Wenn der Zeiger auf der Uhr sich zur vier bewegt hat und digitale Ziffernblätter die „16“ vorne anzeigen, geht mit Marco Schreyl ein anderes bekanntes Gesicht on air. Er moderierte «Deutschland sucht den Superstar», als das Format noch an die zehn Millionen Zuschauer hatte. Für RTL präsentiert er nun einen neuen gesellschaftsrelevanten Talk, der sich von seinen Vorgängern aus den 90ern deutlich abheben soll. Es geht um Gesellschaftsrelevantes, Vaterschaftstests müssen draußen bleiben. Die Firma filmpool stellt die tägliche Sendung her, die hin und wieder sogar Aktuelles aufgreifen und live über den Äther gehen will. Fast zwölf Jahre ist es her, dass RTL letztmals einen Daily Talk im Programm hatte. Im Frühjahr 2008 hielt eine Talkshow namens
«Natascha Zuraw», deren Konzept es war pro Stunde auf mehrere Gespräche und Themen zu setzen, nicht lange im Programm aus. Gestartet war das Format damals um 15 Uhr mit schwachen 8,7 Prozent – nur vier der 20 ausgestrahlten Folgen kamen auf zweistellige Werte, was für RTL im Jahr 2008 noch weitaus schlimmer war als es heute der Fall wäre. In der Regel interessierten sich nur etwas mehr als eine halbe Million Menschen für den Talk. Vier Jahre später, nämlich 2012, probierte sich auch Sat.1 noch einmal an einem Mittagstalk und testete in diesem Zuge mit Annica Hansen und Ernst-Marcus Thomas on air gleich zwei Hosts. Das Konzept beider Formate war ähnlich; man bediente sich nämlich gescripteter Geschichten und arbeitete mit Gästen, die eigentlich Laiendarsteller waren. All das fruchtete nich und auch dieses Talk-Comeback war also schnell Geschichte. Das galt auch für einen Sat.1-Versuch im Herbst 2019 - doch das
von der UFA kommende «Ungelogen» lief auf dem Slot um 17.30 Uhr nur zwei Mal. Der Lügendetektor wurde nach gerade einmal zehn Episoden wieder ausgemacht. Am Ende der kurzen Phase sahen teils weniger als sechs Prozent der klassisch Umworbenen zu.

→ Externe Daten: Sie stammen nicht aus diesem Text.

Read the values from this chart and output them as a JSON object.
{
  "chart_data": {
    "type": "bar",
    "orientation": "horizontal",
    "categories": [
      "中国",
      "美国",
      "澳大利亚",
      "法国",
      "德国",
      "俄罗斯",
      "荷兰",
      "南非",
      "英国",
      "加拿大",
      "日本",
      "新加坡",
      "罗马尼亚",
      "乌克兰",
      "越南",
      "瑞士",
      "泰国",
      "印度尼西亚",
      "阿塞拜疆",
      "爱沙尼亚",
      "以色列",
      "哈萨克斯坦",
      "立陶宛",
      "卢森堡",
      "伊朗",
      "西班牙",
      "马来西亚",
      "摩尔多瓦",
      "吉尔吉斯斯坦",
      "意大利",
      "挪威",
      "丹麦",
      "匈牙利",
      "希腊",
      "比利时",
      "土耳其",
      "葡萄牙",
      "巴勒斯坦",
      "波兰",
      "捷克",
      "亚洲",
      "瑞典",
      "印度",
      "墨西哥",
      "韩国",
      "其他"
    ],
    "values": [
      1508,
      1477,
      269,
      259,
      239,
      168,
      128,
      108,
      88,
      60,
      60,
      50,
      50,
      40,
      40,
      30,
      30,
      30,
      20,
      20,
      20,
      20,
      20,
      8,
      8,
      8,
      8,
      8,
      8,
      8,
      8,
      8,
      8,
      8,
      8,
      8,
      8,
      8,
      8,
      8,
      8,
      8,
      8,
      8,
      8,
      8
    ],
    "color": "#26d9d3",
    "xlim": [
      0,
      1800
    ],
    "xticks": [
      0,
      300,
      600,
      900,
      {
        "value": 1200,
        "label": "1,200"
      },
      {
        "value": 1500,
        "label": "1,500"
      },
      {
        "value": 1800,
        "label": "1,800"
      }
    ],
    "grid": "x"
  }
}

2020 sei aber dennoch ein gutes Jahr für die Rückkehr des Nachmittags-Talks findet Marco Schreyl im Quotenmeter.de-Interview: „2020 ist ein guter Zeitpunkt, weil es in der Gesellschaft großen Gesprächsbedarf gibt. Es gibt viele Themen, die intensiv diskutiert werden müssen oder können. Wir wollen den Menschen dafür eine Plattform bieten.“
Schreyl, der den Staffelstab von Oliver Geissen übernimmt, gibt diesen um 17 Uhr dann an Steffen Henssler weiter. RTL probiert sich immer dann eine halbe Stunde an einem täglichen Kochformat – und ändert somit die Programmfarbe auf dem Slot gänzlich. In den vergangenen Jahren war RTL hier immer fiktional unterwegs, egal ob die Sendungen «Freundinnen», «Betrugsfälle», «Die Schulermittler», «Berlin Models» oder «112» hießen.
«Hensslers Countdown» versteht sich dabei als Genre-Mix, bietet nämlich auch Rätselrunden an. Steffen Henssler lädt quasi zum Improvisations-Kochduell für drei selbstbewusste Hobbyköche, die antreten, um in 25 Minuten ein bestimmtes Gericht zu kochen. Sie starten mit je 2.500 Euro und bekommen die gleichen Zutaten. Durch Fragen rund ums Thema Kochen können die Hobbyköche weiteres Geld (v)erspielen. Für Steffen Henssler, den Quotenkönig von VOX, geht es hier also erneut um die Quotenwurst. Während er bei «Schlag den Henssler» (ProSieben) nicht ausreichend Anerkennung fand, funktioniert sein «Grill den Henssler» weiterhin sehr gut.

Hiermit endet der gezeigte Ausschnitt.